We can do this using OR where | == OR
Medicare_Hospital_Subset_NE <- subset(Medicare_Hospital_Subset, State == "CT" | State == "DE" | State == "ME" | State == "MA" | State == "MD"| State == "NH" | State == "NJ" | State == "NY" | State == "PA" | State == "RI" | State == "VT")
Now we can use the dim() function to see how many observations and variables our new dataset has.
dim(Medicare_Hospital_Subset_NE)
## [1] 10758 6
Our new subset of data has 10578 observations and 6 variables, a much smaller dataset than our original 65499 x 13.
We can mutate and add a column to the data. Lets say we want to see the difference of the Average spending per Hospital and the Average spending per State.
This will give tell us if the average spending per Hospital, or per State, was greater for these claims.
Medicare_Hospital_Subset_NE <- mutate(Medicare_Hospital_Subset_NE, "Hospital_vs_State_Spending" = Avg_Spending_Per_Episode_Hospital - Avg_Spending_Per_Episode_State)
Medicare_Hospital_Subset_NE
If we scroll all the way to the right we can see we’ve added a new column “Hospital_vs_State_Spending” which gives the difference of “Avg_Spending_Per_Episode_Hospital” and “Avg_Spending_Per_Episode_State”
Last we want to reorer the data, by State, alphabetically.

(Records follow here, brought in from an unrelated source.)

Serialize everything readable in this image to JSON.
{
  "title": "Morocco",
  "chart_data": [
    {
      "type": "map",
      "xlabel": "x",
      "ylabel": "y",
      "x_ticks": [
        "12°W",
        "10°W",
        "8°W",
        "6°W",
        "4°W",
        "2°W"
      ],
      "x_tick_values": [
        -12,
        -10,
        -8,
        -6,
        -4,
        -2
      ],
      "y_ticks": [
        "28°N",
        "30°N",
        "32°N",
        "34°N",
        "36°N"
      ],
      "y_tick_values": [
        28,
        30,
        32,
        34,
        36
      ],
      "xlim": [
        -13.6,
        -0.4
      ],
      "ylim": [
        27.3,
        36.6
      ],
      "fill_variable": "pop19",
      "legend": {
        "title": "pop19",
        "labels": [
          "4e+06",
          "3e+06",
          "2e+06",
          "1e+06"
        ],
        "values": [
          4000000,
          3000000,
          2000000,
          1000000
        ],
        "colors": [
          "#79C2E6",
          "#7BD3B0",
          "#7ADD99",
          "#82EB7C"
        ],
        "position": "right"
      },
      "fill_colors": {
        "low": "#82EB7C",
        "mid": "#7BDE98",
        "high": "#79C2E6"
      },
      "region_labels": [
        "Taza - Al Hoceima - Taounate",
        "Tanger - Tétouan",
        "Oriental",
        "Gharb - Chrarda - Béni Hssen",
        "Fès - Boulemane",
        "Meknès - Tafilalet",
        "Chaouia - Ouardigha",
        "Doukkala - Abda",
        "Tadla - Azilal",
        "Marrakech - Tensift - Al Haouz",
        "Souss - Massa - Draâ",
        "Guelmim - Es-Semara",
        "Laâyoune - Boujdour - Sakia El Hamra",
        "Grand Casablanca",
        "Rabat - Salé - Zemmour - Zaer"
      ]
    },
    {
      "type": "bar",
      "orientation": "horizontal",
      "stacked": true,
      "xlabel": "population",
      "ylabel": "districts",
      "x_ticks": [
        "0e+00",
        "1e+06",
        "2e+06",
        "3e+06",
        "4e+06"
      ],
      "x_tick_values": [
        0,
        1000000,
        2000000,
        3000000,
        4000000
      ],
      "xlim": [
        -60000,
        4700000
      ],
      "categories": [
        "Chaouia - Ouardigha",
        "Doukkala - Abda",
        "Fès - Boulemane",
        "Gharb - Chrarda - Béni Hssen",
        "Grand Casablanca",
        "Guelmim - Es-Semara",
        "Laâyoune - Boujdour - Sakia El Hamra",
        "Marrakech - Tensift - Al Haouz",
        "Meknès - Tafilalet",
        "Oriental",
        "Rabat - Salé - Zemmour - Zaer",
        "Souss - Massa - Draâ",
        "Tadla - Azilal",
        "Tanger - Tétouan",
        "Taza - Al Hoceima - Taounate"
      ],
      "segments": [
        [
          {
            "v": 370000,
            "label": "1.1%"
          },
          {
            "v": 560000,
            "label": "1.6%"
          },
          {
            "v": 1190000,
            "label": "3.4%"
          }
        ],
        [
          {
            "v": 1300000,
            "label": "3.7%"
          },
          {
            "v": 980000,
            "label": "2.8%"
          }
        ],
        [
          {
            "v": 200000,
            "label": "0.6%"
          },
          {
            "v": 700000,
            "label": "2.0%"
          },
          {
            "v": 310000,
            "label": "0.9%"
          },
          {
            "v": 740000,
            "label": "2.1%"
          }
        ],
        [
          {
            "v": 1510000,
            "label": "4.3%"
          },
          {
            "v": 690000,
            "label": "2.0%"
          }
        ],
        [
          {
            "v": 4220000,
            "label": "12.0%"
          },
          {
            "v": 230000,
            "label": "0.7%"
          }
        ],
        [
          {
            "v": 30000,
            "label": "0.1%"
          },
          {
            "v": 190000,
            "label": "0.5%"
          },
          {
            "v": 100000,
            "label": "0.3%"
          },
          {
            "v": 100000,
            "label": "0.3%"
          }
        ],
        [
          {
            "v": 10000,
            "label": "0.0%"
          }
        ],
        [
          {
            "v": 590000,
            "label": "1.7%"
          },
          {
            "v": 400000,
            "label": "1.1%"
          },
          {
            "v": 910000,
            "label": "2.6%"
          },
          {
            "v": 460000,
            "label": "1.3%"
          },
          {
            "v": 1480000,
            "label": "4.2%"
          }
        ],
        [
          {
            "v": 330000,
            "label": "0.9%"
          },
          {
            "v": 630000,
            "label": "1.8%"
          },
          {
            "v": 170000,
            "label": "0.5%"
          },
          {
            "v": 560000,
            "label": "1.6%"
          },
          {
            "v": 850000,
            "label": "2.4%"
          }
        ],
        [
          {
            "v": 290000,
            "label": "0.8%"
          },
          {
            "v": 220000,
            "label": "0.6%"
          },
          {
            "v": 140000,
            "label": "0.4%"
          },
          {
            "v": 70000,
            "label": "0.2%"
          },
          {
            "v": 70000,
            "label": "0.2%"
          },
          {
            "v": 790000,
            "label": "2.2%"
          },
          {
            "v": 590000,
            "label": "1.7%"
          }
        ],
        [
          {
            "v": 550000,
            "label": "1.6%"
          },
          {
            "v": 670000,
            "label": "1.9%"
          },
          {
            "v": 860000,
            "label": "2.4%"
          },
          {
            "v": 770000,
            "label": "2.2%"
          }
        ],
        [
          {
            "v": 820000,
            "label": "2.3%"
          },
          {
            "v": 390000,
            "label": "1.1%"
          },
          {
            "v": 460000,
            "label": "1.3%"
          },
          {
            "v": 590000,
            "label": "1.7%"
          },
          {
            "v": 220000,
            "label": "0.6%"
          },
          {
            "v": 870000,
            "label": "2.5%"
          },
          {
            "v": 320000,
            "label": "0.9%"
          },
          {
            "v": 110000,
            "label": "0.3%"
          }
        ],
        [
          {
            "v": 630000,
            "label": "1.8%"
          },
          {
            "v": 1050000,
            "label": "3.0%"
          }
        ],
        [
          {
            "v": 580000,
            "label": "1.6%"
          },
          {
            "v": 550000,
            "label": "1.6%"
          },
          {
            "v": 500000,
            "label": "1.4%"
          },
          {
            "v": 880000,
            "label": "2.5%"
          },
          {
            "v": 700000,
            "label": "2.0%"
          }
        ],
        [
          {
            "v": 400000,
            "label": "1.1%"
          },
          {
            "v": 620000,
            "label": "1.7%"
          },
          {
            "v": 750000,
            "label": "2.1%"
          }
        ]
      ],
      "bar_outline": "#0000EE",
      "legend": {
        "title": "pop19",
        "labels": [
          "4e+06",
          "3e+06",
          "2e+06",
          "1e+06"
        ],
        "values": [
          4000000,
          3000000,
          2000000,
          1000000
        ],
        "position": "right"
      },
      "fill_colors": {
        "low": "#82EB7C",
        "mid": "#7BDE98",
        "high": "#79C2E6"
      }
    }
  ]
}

We can do this using arrange()
Medicare_Hospital_Subset_NE_organized <- arrange(Medicare_Hospital_Subset_NE, (State))
Our data should now be ordered alphabetically, by State.
We can read in our final data set.
Medicare_Hospital_Subset_NE_organized
dim(Medicare_Hospital_Subset_NE_organized)
## [1] 10758 7
We have a final dataset containing 10758 observations and 7 variables, ordered alphabetically by state.
Now that we have a subsetted data frame of our States and variables of interest, we could begin an analysis portion. We could also break down this dataset further if we were interested in different regions, different or individual states, percentages instead of averages, etc.